In the next letter of January 4 she says—
“I was last night at Lady Cowper’s concert, where there was much good company and good musick. The night before I was at an assembly at Mrs. Pitt’s, where I found Sir John Mordaunt playing at cards with Lady Hester Pitt; this might be accident, but among political folks one is apt to look deeper perhaps than the truth lies, but this and General Conway being received into grace and sent to Le Cas[239] to settle the cartel for exchange of prisoners, makes me suspect some coalition may be designed between the folks at Leicester House and the D(uke).... I am to go to the play with Miss Pitt to-morrow night. Mr. Garrick is to act Anthony, he will make but a diminutive hero; I should not think it a part he would shine in, but he has taken great pains about it.”
[239] He was sent to Sluys, for which the French is L’Ecluse, not Le Cas, to meet Monsieur de Bareil.
On January 18, writing to her husband, Mrs. Montagu says—
“It is apprehended the loss of the King of Spain[240] will be a misfortune to Great Brittain. There is a great conspiracy discovered in Portugal; it was at first surmised that the assassination[241] of the King arose from jealousy, but people now think there was more of ambition than jealousy in it. The Marquis of Tavora’s family had a nearer claim to the crown than that Duke of Braganza who got it, but not being personally so well qualified for so great an attempt, or for want of alliances or other means, they were quietly governed by Spain, but when the Braganzas gained the Royal dignity, they grudged it to them, and ambition and envy may easily form conspiracy and assassination. Twelve of the first nobility will be brought to the scaffold.”
[240] Ferdinand VI.
[241] Attempted assassination of Joseph I., led to the expulsion of the Jesuits.
ROUSSEAU
On the 24th occurs a very long letter to Mrs. Carter. In this mention is made of Rousseau: “There is a letter from Rousseau to Mr. D’Alembert[242] upon the project of settling a theatre at Geneva, which treats of Dramatical performances in general; it is ingeniously written and with great eloquence.” She also adds that she is sending Mrs. Carter Dr. Newton’s “Dissertation on the Prophecies,” Leland’s “Life of Philip of Macedon.”

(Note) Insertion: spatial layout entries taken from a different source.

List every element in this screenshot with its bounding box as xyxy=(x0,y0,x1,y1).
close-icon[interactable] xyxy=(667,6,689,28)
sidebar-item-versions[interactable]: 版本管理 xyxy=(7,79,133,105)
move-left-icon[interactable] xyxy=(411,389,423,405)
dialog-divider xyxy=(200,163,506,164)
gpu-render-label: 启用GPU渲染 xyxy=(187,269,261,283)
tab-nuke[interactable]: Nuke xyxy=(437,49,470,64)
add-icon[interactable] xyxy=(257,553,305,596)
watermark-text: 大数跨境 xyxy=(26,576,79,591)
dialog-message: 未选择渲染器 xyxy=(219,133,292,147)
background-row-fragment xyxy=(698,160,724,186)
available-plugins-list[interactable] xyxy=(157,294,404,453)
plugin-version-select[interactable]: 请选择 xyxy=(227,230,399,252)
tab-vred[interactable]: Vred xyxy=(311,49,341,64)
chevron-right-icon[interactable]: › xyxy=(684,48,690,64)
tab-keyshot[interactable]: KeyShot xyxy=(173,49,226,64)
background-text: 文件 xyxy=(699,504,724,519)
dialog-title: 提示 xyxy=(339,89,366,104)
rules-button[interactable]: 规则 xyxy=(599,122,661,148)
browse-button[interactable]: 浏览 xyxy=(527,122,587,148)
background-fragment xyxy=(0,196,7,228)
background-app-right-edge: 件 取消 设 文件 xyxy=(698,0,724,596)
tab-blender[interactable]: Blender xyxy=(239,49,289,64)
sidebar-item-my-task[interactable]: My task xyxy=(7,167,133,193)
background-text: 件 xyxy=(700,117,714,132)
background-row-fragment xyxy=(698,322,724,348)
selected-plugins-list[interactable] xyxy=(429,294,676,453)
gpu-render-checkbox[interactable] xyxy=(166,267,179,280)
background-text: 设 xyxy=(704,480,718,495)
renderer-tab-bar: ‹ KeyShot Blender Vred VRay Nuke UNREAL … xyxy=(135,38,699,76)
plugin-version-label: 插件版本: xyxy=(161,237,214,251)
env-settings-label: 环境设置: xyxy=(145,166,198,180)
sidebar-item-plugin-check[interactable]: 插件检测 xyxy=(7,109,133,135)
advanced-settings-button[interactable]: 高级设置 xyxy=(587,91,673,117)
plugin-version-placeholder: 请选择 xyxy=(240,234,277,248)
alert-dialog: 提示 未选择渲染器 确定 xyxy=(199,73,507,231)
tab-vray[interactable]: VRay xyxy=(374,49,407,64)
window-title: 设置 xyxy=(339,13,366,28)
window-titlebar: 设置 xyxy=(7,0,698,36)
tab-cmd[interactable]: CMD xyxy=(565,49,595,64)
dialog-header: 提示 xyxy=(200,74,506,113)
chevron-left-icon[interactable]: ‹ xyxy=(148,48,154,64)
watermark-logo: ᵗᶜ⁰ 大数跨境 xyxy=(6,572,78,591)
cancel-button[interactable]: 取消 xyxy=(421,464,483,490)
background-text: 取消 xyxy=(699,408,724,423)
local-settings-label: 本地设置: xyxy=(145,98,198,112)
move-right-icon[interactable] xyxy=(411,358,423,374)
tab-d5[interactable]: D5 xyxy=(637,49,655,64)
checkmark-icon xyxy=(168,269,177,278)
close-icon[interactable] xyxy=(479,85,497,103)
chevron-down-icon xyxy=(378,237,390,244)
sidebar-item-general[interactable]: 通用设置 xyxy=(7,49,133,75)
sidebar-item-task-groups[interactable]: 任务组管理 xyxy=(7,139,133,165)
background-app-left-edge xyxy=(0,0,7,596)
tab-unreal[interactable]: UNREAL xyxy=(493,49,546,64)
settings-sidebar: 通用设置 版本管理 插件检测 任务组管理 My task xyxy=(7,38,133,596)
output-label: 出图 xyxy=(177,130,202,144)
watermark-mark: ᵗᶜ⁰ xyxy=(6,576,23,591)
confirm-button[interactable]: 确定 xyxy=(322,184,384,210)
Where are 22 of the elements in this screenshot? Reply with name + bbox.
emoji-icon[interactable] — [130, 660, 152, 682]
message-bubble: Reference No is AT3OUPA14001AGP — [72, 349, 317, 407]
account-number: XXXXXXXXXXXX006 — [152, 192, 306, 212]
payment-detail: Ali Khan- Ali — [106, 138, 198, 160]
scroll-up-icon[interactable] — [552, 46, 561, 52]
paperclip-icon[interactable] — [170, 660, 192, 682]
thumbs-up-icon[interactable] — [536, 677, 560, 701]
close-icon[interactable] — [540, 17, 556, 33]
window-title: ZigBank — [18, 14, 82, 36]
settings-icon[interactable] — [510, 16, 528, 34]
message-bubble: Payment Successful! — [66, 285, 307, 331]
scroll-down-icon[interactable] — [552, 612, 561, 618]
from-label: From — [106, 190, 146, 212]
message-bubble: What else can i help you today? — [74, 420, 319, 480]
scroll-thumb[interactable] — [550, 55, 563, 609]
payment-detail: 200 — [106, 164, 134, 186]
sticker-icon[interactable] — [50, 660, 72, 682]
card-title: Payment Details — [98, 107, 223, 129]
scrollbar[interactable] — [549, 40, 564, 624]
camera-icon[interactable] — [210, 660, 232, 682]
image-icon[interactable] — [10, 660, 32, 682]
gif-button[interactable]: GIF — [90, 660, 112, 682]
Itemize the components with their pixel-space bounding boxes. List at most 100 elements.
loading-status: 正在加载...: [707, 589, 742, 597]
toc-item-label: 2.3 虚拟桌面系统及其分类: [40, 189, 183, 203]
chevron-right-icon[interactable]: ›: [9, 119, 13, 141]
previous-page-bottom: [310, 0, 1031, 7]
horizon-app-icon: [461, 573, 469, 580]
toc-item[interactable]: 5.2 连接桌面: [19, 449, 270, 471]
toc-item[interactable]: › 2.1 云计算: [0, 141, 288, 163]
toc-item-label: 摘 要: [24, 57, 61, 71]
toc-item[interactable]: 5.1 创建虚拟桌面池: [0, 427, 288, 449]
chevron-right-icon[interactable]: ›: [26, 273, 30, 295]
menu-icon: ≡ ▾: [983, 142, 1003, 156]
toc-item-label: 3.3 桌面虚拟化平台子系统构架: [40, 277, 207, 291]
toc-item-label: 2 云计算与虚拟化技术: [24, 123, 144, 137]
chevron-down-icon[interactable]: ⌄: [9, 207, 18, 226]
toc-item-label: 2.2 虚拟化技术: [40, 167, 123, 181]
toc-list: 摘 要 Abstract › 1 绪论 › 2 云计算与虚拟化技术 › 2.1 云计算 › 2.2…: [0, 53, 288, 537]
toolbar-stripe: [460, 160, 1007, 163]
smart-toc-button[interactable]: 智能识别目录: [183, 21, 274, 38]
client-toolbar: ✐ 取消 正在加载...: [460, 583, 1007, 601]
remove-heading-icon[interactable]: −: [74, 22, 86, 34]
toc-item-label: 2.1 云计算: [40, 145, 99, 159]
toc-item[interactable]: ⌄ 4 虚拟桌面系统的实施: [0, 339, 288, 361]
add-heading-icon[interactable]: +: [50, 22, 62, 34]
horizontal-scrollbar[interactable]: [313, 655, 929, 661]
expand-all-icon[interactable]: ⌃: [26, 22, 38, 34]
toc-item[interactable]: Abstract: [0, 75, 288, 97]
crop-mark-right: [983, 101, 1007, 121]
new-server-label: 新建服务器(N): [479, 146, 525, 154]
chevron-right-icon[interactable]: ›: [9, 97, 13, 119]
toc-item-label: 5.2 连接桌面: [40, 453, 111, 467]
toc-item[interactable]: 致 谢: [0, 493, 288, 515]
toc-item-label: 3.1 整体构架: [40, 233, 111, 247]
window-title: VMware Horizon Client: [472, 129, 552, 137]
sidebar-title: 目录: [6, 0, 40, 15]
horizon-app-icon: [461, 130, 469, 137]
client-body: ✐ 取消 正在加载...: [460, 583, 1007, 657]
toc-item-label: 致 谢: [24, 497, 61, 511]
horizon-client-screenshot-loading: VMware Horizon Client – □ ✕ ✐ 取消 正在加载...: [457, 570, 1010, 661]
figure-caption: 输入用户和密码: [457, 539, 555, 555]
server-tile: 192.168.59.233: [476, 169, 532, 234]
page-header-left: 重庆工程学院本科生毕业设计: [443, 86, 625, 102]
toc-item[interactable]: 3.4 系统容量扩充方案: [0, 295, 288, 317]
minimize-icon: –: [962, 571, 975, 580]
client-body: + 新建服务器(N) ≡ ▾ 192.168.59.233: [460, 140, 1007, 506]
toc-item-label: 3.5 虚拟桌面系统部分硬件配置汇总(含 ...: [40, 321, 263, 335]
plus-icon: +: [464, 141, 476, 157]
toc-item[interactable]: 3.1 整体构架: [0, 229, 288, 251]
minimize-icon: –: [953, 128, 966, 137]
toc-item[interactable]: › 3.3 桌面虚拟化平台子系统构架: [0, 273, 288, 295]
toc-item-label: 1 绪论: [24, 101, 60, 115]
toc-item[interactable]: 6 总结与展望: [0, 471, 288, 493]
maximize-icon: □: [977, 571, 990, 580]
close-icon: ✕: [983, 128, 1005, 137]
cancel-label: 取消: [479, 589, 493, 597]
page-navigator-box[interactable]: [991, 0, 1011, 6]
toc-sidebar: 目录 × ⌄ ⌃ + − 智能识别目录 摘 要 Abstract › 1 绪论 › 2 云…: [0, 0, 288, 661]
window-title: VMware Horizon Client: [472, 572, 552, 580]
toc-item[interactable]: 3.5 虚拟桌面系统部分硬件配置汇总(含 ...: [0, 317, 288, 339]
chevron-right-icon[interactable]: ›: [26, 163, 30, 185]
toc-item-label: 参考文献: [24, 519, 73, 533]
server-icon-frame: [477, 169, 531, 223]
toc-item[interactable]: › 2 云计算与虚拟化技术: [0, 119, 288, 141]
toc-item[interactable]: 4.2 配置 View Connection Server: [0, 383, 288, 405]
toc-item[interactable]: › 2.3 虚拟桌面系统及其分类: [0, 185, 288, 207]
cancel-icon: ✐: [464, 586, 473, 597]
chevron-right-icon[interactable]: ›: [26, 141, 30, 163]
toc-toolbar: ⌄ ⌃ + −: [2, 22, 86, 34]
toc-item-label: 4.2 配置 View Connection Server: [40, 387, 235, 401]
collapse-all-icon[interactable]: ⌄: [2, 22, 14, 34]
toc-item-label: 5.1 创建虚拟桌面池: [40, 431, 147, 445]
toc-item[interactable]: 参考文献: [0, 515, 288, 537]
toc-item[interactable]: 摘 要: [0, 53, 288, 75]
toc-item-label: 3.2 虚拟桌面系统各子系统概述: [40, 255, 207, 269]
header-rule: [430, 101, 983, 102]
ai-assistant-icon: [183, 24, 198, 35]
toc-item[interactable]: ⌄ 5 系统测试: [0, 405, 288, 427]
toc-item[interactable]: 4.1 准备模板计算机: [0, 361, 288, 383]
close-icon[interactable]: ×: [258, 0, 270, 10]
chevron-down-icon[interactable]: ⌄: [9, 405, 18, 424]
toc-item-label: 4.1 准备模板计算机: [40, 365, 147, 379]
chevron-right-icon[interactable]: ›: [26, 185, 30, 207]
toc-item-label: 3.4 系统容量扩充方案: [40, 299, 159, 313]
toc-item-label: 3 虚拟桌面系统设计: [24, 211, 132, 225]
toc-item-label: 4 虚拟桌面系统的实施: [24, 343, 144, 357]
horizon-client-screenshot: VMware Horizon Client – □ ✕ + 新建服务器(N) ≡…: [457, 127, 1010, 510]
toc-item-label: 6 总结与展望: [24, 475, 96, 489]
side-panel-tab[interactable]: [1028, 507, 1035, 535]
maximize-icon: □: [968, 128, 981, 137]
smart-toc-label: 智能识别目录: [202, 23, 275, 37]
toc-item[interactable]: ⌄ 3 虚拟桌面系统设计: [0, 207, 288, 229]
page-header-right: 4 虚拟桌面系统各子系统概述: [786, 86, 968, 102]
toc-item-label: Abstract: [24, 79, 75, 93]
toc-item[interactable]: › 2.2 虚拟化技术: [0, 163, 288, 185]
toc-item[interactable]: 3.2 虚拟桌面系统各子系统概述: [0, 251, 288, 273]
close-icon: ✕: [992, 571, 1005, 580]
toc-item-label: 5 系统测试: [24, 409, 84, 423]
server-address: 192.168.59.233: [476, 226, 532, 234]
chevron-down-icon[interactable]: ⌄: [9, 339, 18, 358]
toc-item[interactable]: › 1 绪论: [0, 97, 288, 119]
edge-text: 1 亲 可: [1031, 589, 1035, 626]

“Lord Lyttelton’s History is not yet ready to appear; the work goes on slowly, as the writer is scrupulously exact in following truth. His delicacy in regard to characters, his candour in regard to opinions, his precision in facts, would entitle him to the best palm history can claim, if he had not added to these virtues of History (if I may call them so) the highest ornaments of style, and a most peculiar grace of order and method.... I shall send you a treatise on the ‘Sublime and Beautiful,’[243] by Mr. Burke, a friend of mine. I do not know that you will always subscribe to his system, but think you will find him an elegant and ingenious writer. He is far from the pert pedantry and assuming ignorance of modern witlings; but in conversation and writing an ingenious and ingenuous man, modest and delicate, and on great and serious subjects full of that respect and veneration which a good mind and a great one is sure to feel, while fools mock behind the altar, at which wise men kneel and pay mysterious reverence.”